I actually attack the concept of happiness. The idea that—I don’t mind people being happy—but the idea that everything we do is part of the pursuit of happiness seems to me a really dangerous idea and has led to a contemporary disease in Western society, which is fear of sadness. It’s a really odd thing that we’re now seeing people saying “write down three things that made you happy today before you go to sleep” and “cheer up” and “happiness is our birthright” and so on. We’re kind of teaching our kids that happiness is the default position. It’s rubbish. Wholeness is what we ought to be striving for and part of that is sadness, disappointment, frustration, failure; all of those things which make us who we are. Happiness and victory and fulfillment are nice little things that also happen to us, but they don’t teach us much. Everyone says we grow through pain and then as soon as they experience pain they say, “Quick! Move on! Cheer up!” I’d like just for a year to have a moratorium on the word “happiness” and to replace it with the word “wholeness.” Ask yourself, “Is this contributing to my wholeness?” and if you’re having a bad day, it is.

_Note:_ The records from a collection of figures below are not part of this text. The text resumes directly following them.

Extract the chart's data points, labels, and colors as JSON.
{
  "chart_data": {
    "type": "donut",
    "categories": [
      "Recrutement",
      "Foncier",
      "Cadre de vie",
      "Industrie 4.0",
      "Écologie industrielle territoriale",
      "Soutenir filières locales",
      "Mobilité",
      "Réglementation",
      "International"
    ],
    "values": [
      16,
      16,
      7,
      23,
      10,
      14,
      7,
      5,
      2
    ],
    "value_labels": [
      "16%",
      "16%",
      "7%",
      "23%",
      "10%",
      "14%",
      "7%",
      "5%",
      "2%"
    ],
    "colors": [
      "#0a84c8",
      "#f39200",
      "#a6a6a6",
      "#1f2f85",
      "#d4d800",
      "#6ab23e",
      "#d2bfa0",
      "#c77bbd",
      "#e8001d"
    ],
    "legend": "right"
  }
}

—Hugh MacKay, author of The Good Life
i read this quote in early 2015 and it really stuck with me. it got me through some shit times and has made bad days more manageable. it was like a permission slip to feel guilt-free gloomy once in a while. and beyond that, to just sit there in the gloom without trying to brush it under the rug and search for sunshine. it’s also helped me be more mindful when others are going through a tough minute, day, month – instead of defaulting to the canned cliches and reassuring them that better days are just around the corner, i’m trying to simply listen and allow them to feel the way they do at that point in time.
as i’ve been doing more meditation and yoga, this theory continues to be reinforced. life is going to happen. the good and the challenging. negative thoughts will be there. we shouldn’t spend our time learning how to avoid the “tough stuff,” but rather how to process them, manage them and learn from them in natural, healthy, constructive ways.